Poupon brûlé à l’éthanol: les parents entament une poursuite

Les parents d’un poupon brûlé lors de l’explosion d’un foyer de table à l’éthanol poursuivent le vendeur et le distributeur de l’équipement ainsi que leur assureur pour une somme de 520 000$ en dommages.

Le soir du 2 juillet 2016, Émilie Harvey et son mari Maxime Létourneau soupaient avec des membres de leur famille dans la cour de leur résidence rue Sorbier, à Beauport.

Un foyer de table à l’éthanol liquide, acheté par le couple en 2014 au magasin Stokes, a fonctionné durant une partie du souper.

Vers 19h, Maxime Létourneau s’affaire à remplir le foyer de table pour le remettre en fonction. Aucune flamme n’est perceptible depuis «de nombreuses minutes», affirme-t-on dans la poursuite. 

Une explosion projette soudainement une quantité d’éthanol en flammes dans les airs.

Lily-Rose, le bébé de trois mois du couple ainsi que sa tante qui l’avait dans les bras, sont atteintes par les flammes.

Les membres de la famille réussissent à éteindre les flammes et appellent les services d’urgence. La tante et le bébé sont conduites d’urgence à l’hôpital.

Le poupon sera transféré à l’hôpital Sainte-Justine de Montréal

où elle sera soignée pendant trois semaines. Lily-Rose a des brûlures au deuxième et au troisième degré au visage, au côté de la tête, à l’épaule et à une main.

Les brûlures seraient toujours apparentes sur le corps de la fillette aujourd’hui âgée de trois ans. Une chirurgie plastique ne serait pas envisageable avant plusieurs années, selon les allégations des demandeurs.

Selon la poursuite, l’expert en sinistre de Desjardins, l’assureur du couple, a affirmé que leurs dommages et ceux de leur fille n’étaient pas couverts par leur assurance responsabilité civile. 

Ils remettent en question aujourd’hui cette affirmation, voyant que la tante de Lily-Rose a elle pu être indemnisée.

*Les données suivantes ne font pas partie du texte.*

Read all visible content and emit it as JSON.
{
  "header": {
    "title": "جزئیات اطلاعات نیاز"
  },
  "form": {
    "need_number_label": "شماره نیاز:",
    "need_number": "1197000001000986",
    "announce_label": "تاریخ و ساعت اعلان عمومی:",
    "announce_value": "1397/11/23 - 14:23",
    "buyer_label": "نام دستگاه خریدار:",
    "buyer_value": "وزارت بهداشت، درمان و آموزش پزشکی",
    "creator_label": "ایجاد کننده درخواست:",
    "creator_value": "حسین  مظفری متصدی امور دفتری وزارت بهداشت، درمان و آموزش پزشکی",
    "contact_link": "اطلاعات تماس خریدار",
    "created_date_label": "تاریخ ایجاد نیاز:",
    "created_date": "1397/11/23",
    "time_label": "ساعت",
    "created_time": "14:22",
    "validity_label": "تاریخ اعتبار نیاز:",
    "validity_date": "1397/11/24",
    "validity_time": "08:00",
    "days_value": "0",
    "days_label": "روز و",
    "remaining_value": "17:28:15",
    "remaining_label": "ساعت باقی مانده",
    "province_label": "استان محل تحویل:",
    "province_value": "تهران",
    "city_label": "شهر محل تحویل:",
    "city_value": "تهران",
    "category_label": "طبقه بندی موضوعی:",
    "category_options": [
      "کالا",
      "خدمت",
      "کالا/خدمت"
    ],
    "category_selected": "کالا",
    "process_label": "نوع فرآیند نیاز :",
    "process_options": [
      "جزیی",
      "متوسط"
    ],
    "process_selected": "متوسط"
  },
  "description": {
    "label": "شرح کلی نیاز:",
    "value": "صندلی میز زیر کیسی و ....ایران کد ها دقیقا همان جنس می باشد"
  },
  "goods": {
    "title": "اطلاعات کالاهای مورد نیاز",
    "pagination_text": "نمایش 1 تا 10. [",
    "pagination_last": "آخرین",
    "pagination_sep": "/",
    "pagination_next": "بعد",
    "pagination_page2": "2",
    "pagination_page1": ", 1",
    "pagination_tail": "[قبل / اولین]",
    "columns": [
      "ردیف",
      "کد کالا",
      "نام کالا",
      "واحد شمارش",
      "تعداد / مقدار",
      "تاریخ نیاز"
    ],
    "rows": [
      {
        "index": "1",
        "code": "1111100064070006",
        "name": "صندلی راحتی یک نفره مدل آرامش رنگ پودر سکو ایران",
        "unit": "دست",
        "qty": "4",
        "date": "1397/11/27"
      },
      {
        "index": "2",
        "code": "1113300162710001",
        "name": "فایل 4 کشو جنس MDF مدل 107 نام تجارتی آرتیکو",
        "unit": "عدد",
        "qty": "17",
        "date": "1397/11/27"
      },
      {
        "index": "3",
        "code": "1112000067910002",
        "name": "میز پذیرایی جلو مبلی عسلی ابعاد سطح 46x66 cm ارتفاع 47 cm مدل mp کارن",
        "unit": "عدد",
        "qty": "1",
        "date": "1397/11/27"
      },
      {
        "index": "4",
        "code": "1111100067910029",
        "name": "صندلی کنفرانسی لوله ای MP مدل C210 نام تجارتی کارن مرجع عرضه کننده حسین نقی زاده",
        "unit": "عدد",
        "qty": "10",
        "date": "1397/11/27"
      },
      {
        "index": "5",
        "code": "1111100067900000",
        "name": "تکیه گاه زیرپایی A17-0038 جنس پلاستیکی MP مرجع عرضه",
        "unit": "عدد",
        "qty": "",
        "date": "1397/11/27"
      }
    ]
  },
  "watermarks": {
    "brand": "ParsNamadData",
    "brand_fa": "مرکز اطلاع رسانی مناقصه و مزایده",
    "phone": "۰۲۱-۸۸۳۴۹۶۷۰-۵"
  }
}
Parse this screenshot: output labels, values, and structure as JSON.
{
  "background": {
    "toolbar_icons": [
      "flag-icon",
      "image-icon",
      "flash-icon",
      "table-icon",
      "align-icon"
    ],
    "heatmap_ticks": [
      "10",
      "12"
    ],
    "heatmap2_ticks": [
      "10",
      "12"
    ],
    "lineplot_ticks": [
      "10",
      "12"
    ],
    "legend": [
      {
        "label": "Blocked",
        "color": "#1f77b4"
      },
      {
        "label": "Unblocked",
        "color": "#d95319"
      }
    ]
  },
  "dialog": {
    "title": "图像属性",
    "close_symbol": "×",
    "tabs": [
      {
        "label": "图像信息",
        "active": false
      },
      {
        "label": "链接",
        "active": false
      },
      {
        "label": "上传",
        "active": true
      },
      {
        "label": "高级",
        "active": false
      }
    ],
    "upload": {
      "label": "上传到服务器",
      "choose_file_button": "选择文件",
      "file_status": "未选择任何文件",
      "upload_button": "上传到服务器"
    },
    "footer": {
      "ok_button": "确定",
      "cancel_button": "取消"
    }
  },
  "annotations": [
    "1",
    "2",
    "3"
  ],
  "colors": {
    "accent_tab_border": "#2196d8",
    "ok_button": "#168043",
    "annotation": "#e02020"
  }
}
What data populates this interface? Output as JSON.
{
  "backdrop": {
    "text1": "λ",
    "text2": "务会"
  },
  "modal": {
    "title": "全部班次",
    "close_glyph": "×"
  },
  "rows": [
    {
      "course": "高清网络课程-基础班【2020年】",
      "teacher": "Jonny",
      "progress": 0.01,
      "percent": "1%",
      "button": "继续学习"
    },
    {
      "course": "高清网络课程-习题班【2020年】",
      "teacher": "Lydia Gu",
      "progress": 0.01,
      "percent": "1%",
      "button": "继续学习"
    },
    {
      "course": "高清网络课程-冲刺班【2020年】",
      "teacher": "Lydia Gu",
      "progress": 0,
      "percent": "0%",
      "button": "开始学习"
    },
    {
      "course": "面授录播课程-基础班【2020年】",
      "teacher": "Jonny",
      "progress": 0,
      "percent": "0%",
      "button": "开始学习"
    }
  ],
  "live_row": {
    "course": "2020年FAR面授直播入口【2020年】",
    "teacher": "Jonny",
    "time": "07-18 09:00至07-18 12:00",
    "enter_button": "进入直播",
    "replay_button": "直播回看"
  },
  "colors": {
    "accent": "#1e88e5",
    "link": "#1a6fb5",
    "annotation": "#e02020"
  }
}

Dans sa poursuite, le couple affirme que le défaut de les informer correctement constitue une faute intentionnelle de Desjardins Assurances générales. 

En plus des dommages de 520 000$, qui sont réclamés à Stokes, à l’importateur Nostalgia et à Desjardins, le couple réclame à son assureur une somme supplémentaire de 250 000$ à titre de dommages punitifs et exemplaires.